Last week I was working on a web crawler to crawl 250,000 URLs each night. We had 5 client crawlers running and connecting to a master MSSQL 2013 database. FusionGronker in ##coldfusion on freenode recommended that I try FusionReactor (a tool that allows you to monitor EVERYTHING that’s going on in your Java (ColdFusion) servers in real time.
After many hours of debugging, I noticed every hour or so, a thread was getting stuck in a Native Method call. There was no way to kill the thread, since it was never coming back to Java for me to be able to communicate with. I used the stack trace tool that comes with FusionReactor and after several hours of crawling, I noticed that there would be more and more of these threads that were stuck in a [Native Method]. It looked something like this: java.net.SocketInputStream.socketRead0(SocketInputStream.java:???)[Native Method]. Several lines below that one, there would be a com.microsoft.sqlserver.jdbc.sqlserverdriver trace. After 10+ of these threads got stuck, the server would just crash and burn. I knew that I was creating a lot of SQL Connections, but it’s nothing that I haven’t done before.

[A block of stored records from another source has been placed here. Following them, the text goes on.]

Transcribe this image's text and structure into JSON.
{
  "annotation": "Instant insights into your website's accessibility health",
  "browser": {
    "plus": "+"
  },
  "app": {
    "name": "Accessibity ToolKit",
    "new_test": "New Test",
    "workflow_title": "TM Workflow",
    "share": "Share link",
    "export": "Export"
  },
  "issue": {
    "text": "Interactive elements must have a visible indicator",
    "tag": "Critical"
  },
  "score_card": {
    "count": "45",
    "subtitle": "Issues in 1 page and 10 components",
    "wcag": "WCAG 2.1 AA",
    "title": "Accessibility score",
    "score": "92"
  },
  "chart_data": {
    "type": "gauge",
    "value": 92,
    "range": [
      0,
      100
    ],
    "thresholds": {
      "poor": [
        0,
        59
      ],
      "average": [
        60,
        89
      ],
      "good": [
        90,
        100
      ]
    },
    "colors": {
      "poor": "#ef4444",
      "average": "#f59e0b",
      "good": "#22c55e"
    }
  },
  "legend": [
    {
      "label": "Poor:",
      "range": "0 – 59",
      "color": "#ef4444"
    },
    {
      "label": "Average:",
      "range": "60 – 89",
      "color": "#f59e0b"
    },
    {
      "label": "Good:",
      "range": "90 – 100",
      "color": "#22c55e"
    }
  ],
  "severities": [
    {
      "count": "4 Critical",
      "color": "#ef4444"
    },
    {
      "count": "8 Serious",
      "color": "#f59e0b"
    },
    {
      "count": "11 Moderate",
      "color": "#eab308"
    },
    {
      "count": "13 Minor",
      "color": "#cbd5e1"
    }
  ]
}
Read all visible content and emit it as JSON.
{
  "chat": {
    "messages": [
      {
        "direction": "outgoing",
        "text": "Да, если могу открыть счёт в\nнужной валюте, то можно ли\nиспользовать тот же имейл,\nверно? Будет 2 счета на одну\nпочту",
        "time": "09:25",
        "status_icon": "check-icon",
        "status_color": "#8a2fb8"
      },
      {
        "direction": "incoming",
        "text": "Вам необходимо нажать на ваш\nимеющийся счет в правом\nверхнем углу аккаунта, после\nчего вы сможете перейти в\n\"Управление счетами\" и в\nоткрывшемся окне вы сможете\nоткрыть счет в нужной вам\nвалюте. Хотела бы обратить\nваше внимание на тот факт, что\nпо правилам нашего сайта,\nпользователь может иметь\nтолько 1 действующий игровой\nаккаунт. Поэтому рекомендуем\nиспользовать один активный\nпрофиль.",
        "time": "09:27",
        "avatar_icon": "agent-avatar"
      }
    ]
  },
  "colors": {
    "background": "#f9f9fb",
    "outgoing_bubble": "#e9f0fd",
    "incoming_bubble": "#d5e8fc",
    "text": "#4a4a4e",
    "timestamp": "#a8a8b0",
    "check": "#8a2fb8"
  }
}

I realized that Railo also had the ability to create a new MSSQL Datasource but instead of the Microsoft driver, I used the jTDS, an open source JDBC driver. This worked great! I don’t know what my next step would have been had this driver not worked.
Our crawler successfully crawls 250,000 URLs in under 5 hours, all on Railo! I used FW/1 for the crawler administration tool.